Coleman turns to voters in trial
ST. PAUL - Gerald Anderson climbed from his wheelchair and walked slowly to the witness stand.
But Anderson, who said he is blind and disabled, was quick to tell those watching Minnesota's U.S. Senate election trial that he has voted for many years, so he could not understand why his absentee ballot was discarded in the recent election.
The St. Paul man said his wife's ballot was counted while his was rejected.
"We thought it would be a good idea, so we did it," the 75-year-old Anderson said of voting absentee, "and I'm sorry we did because of what happened. (My) vote wasn't counted."
A signature problem prevented Anderson's vote from being counted. He was a witness for Norm Coleman's campaign, which says many absentee ballots were wrongly rejected.
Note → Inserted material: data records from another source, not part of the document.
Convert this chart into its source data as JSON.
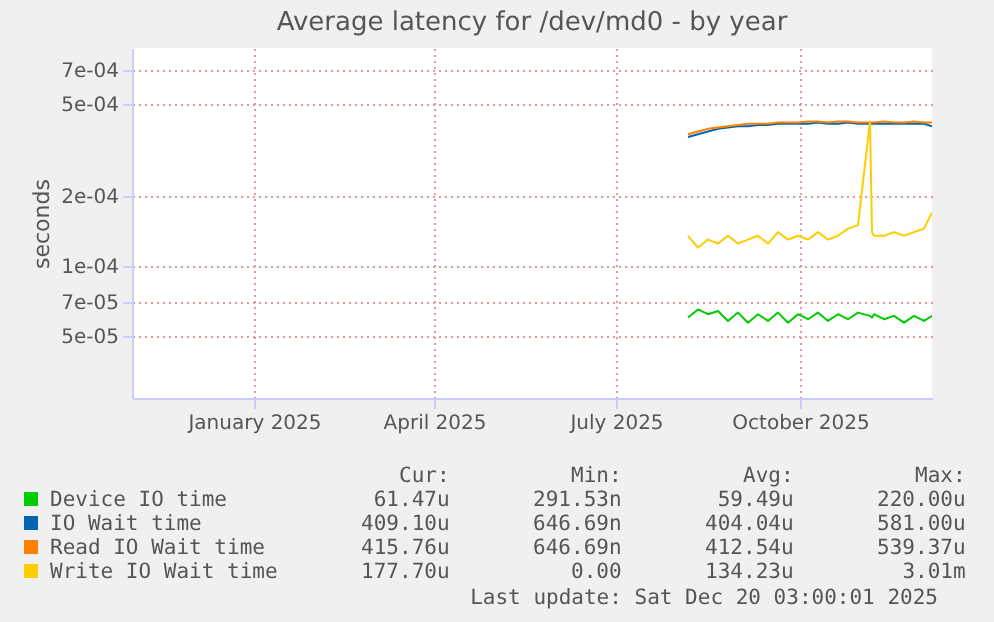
{
  "chart_data": {
    "type": "line",
    "title": "Average latency for /dev/md0 - by year",
    "ylabel": "seconds",
    "x": [
      "2025-08-20",
      "2025-08-25",
      "2025-08-30",
      "2025-09-04",
      "2025-09-09",
      "2025-09-14",
      "2025-09-19",
      "2025-09-24",
      "2025-09-29",
      "2025-10-04",
      "2025-10-09",
      "2025-10-14",
      "2025-10-19",
      "2025-10-24",
      "2025-10-29",
      "2025-11-03",
      "2025-11-08",
      "2025-11-13",
      "2025-11-19",
      "2025-11-20",
      "2025-11-21",
      "2025-11-26",
      "2025-12-01",
      "2025-12-06",
      "2025-12-11",
      "2025-12-16",
      "2025-12-20"
    ],
    "series": [
      {
        "name": "Device IO time",
        "color": "#00cc00",
        "values": [
          6e-05,
          6.5e-05,
          6.2e-05,
          6.4e-05,
          5.8e-05,
          6.3e-05,
          5.7e-05,
          6.2e-05,
          5.8e-05,
          6.3e-05,
          5.7e-05,
          6.2e-05,
          5.9e-05,
          6.3e-05,
          5.8e-05,
          6.2e-05,
          5.9e-05,
          6.3e-05,
          6.1e-05,
          6e-05,
          6.2e-05,
          5.9e-05,
          6.1e-05,
          5.7e-05,
          6.1e-05,
          5.8e-05,
          6.1e-05
        ]
      },
      {
        "name": "IO Wait time",
        "color": "#0066b3",
        "values": [
          0.00036,
          0.00037,
          0.00038,
          0.00039,
          0.000395,
          0.0004,
          0.0004,
          0.000405,
          0.000405,
          0.00041,
          0.00041,
          0.00041,
          0.00041,
          0.000415,
          0.00041,
          0.00041,
          0.000415,
          0.00041,
          0.00041,
          0.00041,
          0.00041,
          0.00041,
          0.00041,
          0.00041,
          0.00041,
          0.00041,
          0.0004
        ]
      },
      {
        "name": "Read IO Wait time",
        "color": "#ff8000",
        "values": [
          0.00037,
          0.00038,
          0.00039,
          0.000395,
          0.0004,
          0.000405,
          0.00041,
          0.00041,
          0.00041,
          0.000415,
          0.000415,
          0.000415,
          0.00042,
          0.00042,
          0.000415,
          0.00042,
          0.00042,
          0.000415,
          0.000415,
          0.000415,
          0.000415,
          0.00042,
          0.000415,
          0.000415,
          0.00042,
          0.000415,
          0.000415
        ]
      },
      {
        "name": "Write IO Wait time",
        "color": "#ffcc00",
        "values": [
          0.000135,
          0.00012,
          0.00013,
          0.000125,
          0.000135,
          0.000125,
          0.00013,
          0.000135,
          0.000125,
          0.00014,
          0.00013,
          0.000135,
          0.00013,
          0.00014,
          0.00013,
          0.000135,
          0.000145,
          0.00015,
          0.00042,
          0.00014,
          0.000135,
          0.000135,
          0.00014,
          0.000135,
          0.00014,
          0.000145,
          0.00017
        ]
      }
    ],
    "log": true,
    "xlim": [
      "2024-11-15",
      "2025-12-20"
    ],
    "xticks": [
      {
        "value": "2025-01-15",
        "label": "January 2025"
      },
      {
        "value": "2025-04-15",
        "label": "April 2025"
      },
      {
        "value": "2025-07-15",
        "label": "July 2025"
      },
      {
        "value": "2025-10-15",
        "label": "October 2025"
      }
    ],
    "ylim": [
      2.7e-05,
      0.00087
    ],
    "yticks": [
      {
        "value": 5e-05,
        "label": "5e-05"
      },
      {
        "value": 7e-05,
        "label": "7e-05"
      },
      {
        "value": 0.0001,
        "label": "1e-04"
      },
      {
        "value": 0.0002,
        "label": "2e-04"
      },
      {
        "value": 0.0005,
        "label": "5e-04"
      },
      {
        "value": 0.0007,
        "label": "7e-04"
      }
    ],
    "grid": true,
    "legend": "bottom",
    "annotations": [
      "Cur:",
      "Min:",
      "Avg:",
      "Max:",
      "61.47u",
      "291.53n",
      "59.49u",
      "220.00u",
      "409.10u",
      "646.69n",
      "404.04u",
      "581.00u",
      "415.76u",
      "646.69n",
      "412.54u",
      "539.37u",
      "177.70u",
      "0.00",
      "134.23u",
      "3.01m",
      "Last update: Sat Dec 20 03:00:01 2025"
    ]
  }
}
"I want it back," Anderson insisted of his ballot. "I'm entitled to my vote."
The trial's second day saw the first of what could be hundreds of witnesses - voters, county auditors and election workers - who could testify during the proceeding.
The campaigns of Coleman and Democrat Al Franken each have identified about 150 people as possible witnesses. Coleman's team began by calling about a half-dozen voters as it tries to argue that the three judges hearing the case should include thousands of new votes in the election tally.
Coleman again attended the trial Tuesday, sitting alongside his team of attorneys.
"Today we saw the human side of this and that's what this is really about," Coleman said afterward.
Coleman filed the lawsuit, known as an election contest, to challenge the recount results showing Franken won by 225 votes. The Republican, whose Senate term ended early this month, says rejected absentee ballots were not treated the same way across the state.
In addition to voters, Coleman attorney Joe Friedberg called Deputy Secretary of State Jim Gelbmann as a witness. Gelbmann was asked at length about how local officials handle absentee ballots. Friedberg also asked about specific ballot issues in Clay, Pennington, Washington and Dakota counties. In those counties, ballots were initially rejected but after further review were included in the recount. No officials from those counties testified, but may in the coming days or weeks.
The trial, which got off to a rough start Monday, did not resume until early Tuesday afternoon. The three judges spent the morning meeting privately with campaign attorneys and state election officials to discuss trial evidence.